Employees across the world, says Rossman, are victims of what he calls 'stock market Stalinism'. As jobs are slashed and unions derecognised, he argues, workers' productivity is ratcheted ever tighter. The outsourcing drive means food companies employ third parties to pack goods where margins are super-thin and workers' rights are trampled underfoot.

But isn't this efficient and disciplined business practice - essentially capitalism at its best? 'In the hotel sector, for example, massive outsourcing is not necessarily efficient enterprise, but a general decline of the quality of service and more pressure on the directly employed workforce. In food and beverages it is one of the factors in the general degradation of the terms and conditions of employment.'

Like Britain, Germany is waking up to the giant strides buyout firms have made.
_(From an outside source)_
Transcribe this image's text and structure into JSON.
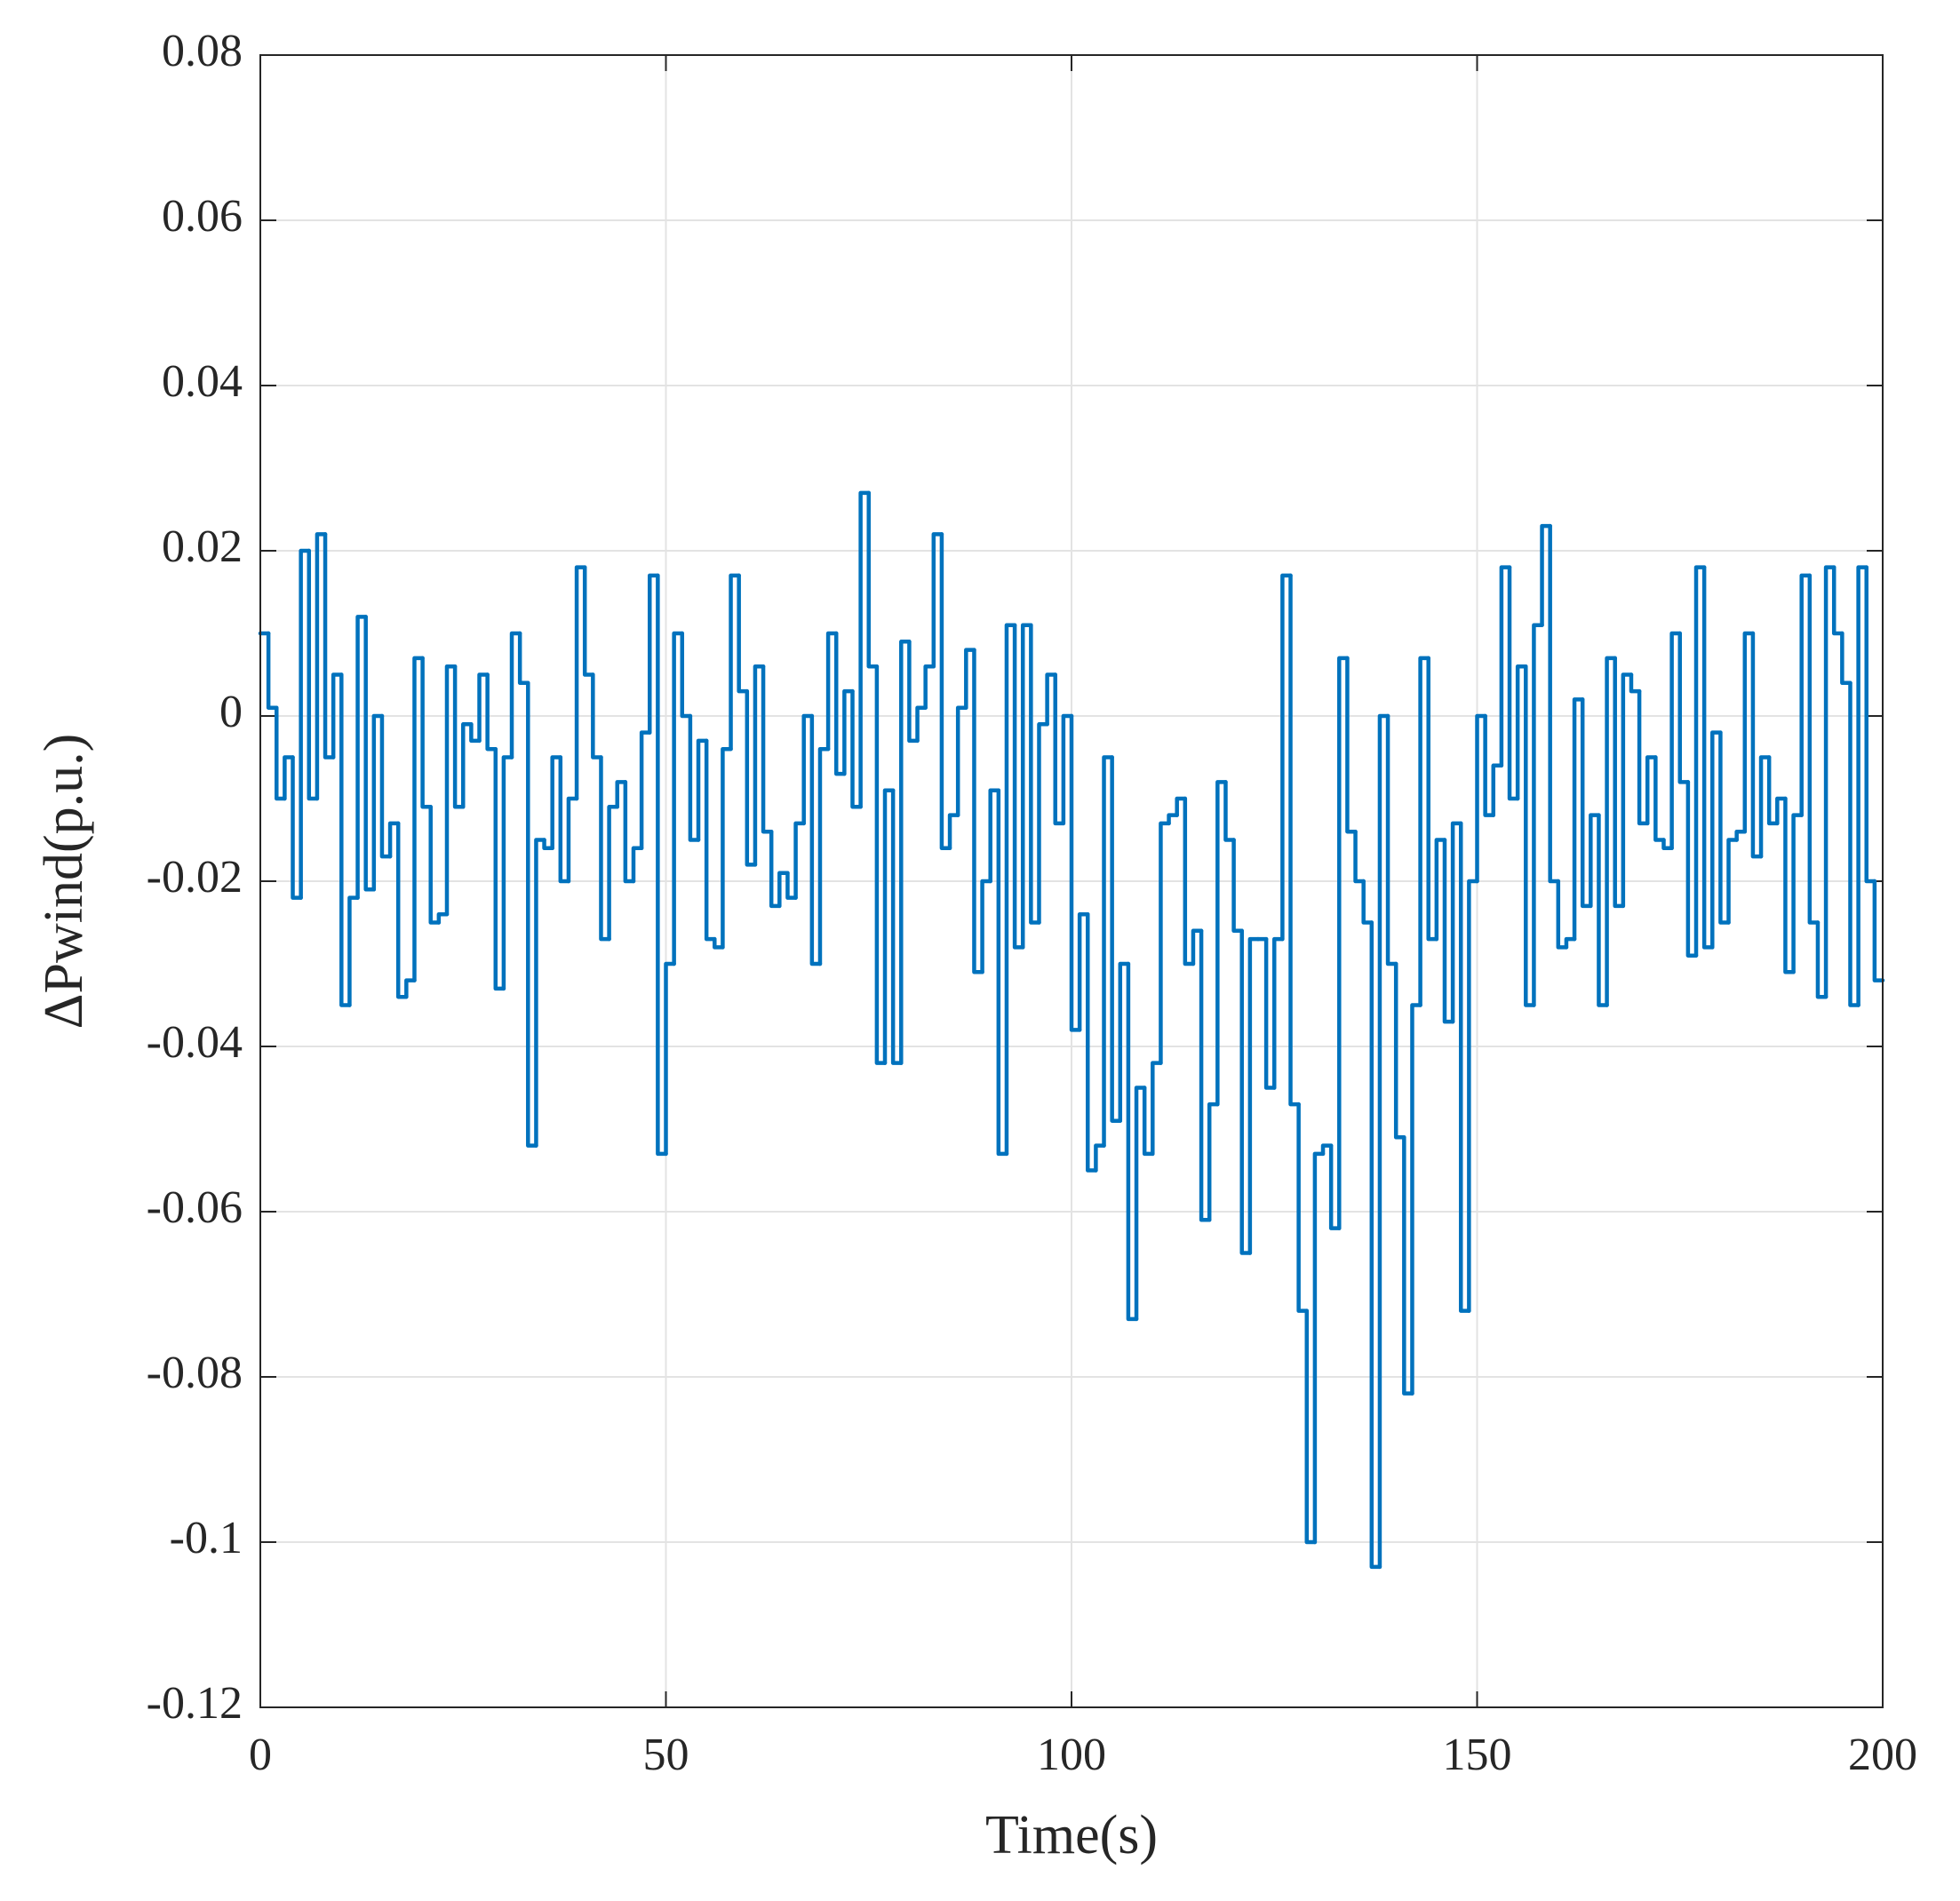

Subtle changes to fiscal German federal tax policy - the abolition of capital gains on business sales - prompted private equity to swarm into Germany, A move that saw influential politicians label the firms 'locusts'.

'Locusts describes very well the way funds consume assets but it can obscure the fact it's not a biblical plague. It's a man made phenomenon,' he says.

Rossman highlights the example of a deal which saw Apax, at the time run by Labour donor Sir Ronald Cohen, buy the German federal publisher in 2001. Then it had 4,000 employees. It now, says Rossman, has less than 900 workers and there is talk that the German government may buy the firm back.

Rossman also points to how the German government sold off large chunks of residential housing to Terra Firma, controlled by UK financier Guy Hands. Rents have risen as aggressive funds seek steep returns, forcing the public sector to increase subsidies to help those on lower incomes. So any windfall for government has been largely eroded.

And then there is the question of tax. Private equity typically operates through a series of holding companies and eventually a target company merges with a holding company. This holding company is often a subsidiary of another holding company which is typically held in a low tax haven.

'The British Venture Capital Association says it paid so many millions in tax last year. The figure is irrelevant. The real question is on what volume of transactions and through what mechanisms. Given the offshore structures of firms, what would they have paid if tax in havens was imposed? These are serious issues.'

There are signs that a significant number of Labour MPs are waking up to private equity. Unions are mounting increasingly effective campaigns against a sector whose top brass receive stratospheric salaries.

'This is a hyper-political phenomenon that requires specific tax environment and specific regulation. The type of changes in the last 20 years to tax and regulation is a product of what I call 'reregulation' but what is generally known as deregulation.'

But is there appetite to unpick some of the tax advantages private equity has, especially when some high-profile proponents fund both main parties? 'I think it can be regulated back in place. I think society has to save itself from an operation that is sucking up important assets for short-term financial gain because they pose an enormous risk to the economy as a whole. Given that these funds are investing in everything from health care and education to food, sport and telecoms, there is no limit to the damage they can cause.'

If there is a communicator with a better perspective of how turbo-charged private equity has cut swathes through America and Europe than Rossman, he or she has yet to surface.